Do: Make sure the person is able to care for a pet: Giving a pet as an “unexpected” gift is NEVER a good idea. This is a major reason why “Christmas” gifts end up at a shelter. Consider these questions before purchasing a pet as a gift:

  • Is the recipient ready to participate in managing all aspects of the responsibilities of a pet owner, each and every day?
  • Is the recipient willing to provide opportunities for the pet to run, walk, and play every single day?
  • Does the recipient understand that a dog will need consistent training to learn to become a good canine or feline citizen?

Don’t: Give a pet as a gift to children without parental consent: This is a big no-no on many different levels. Sooner or later, the parent will be the primary caretaker of the pet so it is important that they are aware of your intention. Also, a pet is not a toy. It is a living, breathing creature that needs a responsible, caring and loving owner. Make sure these necessities can be met before even considering a pet as a gift.

Do: Make preparations for the new pet: This involves preparing the recipient’s house by hiding harsh chemicals, electric cords, anything breakable, etc. Establishing an area for your pet to relax and sleep is recommended. Also, make sure you locate the nearest vet and emergency centers just in case of an accident and include that information in your gift card.
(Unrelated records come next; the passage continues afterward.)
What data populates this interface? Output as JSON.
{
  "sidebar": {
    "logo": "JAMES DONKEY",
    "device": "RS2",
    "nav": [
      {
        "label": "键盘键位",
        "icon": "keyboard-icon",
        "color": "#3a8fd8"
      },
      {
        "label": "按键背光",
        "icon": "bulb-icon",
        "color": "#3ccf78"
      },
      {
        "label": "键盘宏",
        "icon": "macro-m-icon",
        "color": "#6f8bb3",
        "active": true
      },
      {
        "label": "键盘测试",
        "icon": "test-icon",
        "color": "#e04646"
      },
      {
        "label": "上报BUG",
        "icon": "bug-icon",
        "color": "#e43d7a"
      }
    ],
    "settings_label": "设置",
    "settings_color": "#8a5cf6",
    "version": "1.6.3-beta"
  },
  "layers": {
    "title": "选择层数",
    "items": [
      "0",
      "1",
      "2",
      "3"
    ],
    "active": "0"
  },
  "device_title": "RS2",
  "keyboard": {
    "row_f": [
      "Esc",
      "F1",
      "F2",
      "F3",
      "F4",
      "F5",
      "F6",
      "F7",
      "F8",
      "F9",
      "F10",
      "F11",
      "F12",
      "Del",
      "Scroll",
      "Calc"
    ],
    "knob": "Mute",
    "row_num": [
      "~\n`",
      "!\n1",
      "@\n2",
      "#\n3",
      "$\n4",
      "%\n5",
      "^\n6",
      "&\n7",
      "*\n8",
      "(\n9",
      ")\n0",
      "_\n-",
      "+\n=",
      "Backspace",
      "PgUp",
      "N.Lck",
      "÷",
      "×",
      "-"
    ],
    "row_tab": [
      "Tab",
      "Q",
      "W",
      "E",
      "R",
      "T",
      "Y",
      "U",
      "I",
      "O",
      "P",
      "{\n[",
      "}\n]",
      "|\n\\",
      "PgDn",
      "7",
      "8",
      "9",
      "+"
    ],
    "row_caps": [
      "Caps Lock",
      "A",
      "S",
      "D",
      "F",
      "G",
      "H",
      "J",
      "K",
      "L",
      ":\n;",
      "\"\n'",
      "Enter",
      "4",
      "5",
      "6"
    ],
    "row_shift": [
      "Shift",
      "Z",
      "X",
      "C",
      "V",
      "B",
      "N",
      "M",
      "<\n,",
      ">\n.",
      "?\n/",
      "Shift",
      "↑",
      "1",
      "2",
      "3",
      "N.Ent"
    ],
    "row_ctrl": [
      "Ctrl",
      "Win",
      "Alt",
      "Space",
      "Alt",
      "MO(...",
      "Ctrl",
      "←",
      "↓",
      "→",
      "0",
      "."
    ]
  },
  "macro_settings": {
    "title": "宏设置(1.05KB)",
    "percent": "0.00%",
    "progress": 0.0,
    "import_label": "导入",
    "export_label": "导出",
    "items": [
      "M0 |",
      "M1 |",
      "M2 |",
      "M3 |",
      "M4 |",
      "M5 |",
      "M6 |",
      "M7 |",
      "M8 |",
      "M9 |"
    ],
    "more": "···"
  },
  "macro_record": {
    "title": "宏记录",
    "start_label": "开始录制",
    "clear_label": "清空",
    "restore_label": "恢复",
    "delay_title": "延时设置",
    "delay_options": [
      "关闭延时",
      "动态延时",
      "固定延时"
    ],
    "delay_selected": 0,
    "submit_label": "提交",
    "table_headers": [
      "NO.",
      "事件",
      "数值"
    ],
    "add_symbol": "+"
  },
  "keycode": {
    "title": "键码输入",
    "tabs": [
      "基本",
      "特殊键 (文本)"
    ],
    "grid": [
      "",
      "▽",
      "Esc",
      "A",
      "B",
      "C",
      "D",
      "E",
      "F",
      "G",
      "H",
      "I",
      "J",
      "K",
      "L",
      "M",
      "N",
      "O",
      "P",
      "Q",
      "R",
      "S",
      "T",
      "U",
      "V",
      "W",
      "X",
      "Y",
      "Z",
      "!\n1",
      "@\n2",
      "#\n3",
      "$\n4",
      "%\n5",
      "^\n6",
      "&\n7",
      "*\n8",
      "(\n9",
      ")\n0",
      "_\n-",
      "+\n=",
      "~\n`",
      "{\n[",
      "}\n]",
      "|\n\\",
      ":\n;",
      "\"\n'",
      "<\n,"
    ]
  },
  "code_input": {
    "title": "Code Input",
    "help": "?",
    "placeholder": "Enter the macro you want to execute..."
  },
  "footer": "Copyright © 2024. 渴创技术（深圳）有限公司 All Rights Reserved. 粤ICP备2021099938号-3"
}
Don’t: Make an impulsive purchase: Adopting a pet should be a conscious decision. You can find puppies for sale at many different places such as over the internet (watch for scams), at the mall, or from a local breeder, and making an impulse choice to buy a pet almost always ends in disaster. Did you know many shelters ban pet adoptions during the holiday season for this very reason?

Do: Consider a Shelter or Rescue Pet: In no way are pets from breeders superior to pets from shelters. Not only are you saving a pet’s life, your companion will be forever loyal knowing that you saved their life. If you are looking for a purebred exclusively, check out breed specific local rescues. Additionally, oftentimes older pets are less work than puppies and are already trained. Remember, the purchase price does not reflect the quality of the animal. It is all about second chances.

Don’t: Just buy any dog for anybody: As an example, a pitbull puppy most likely won’t be the best option for an 80 year old grandmother. Be sure to take account breed type, physical attributes and other variables in the pet’s personality. Remember, adding a puppy to your life is, on average, a 15-year responsibility.

When the glamour of the holidays wears off, there is a little soul, that will be looking to its owner for support and love. Make sure that the love will be there for them in carefully selecting their new owner.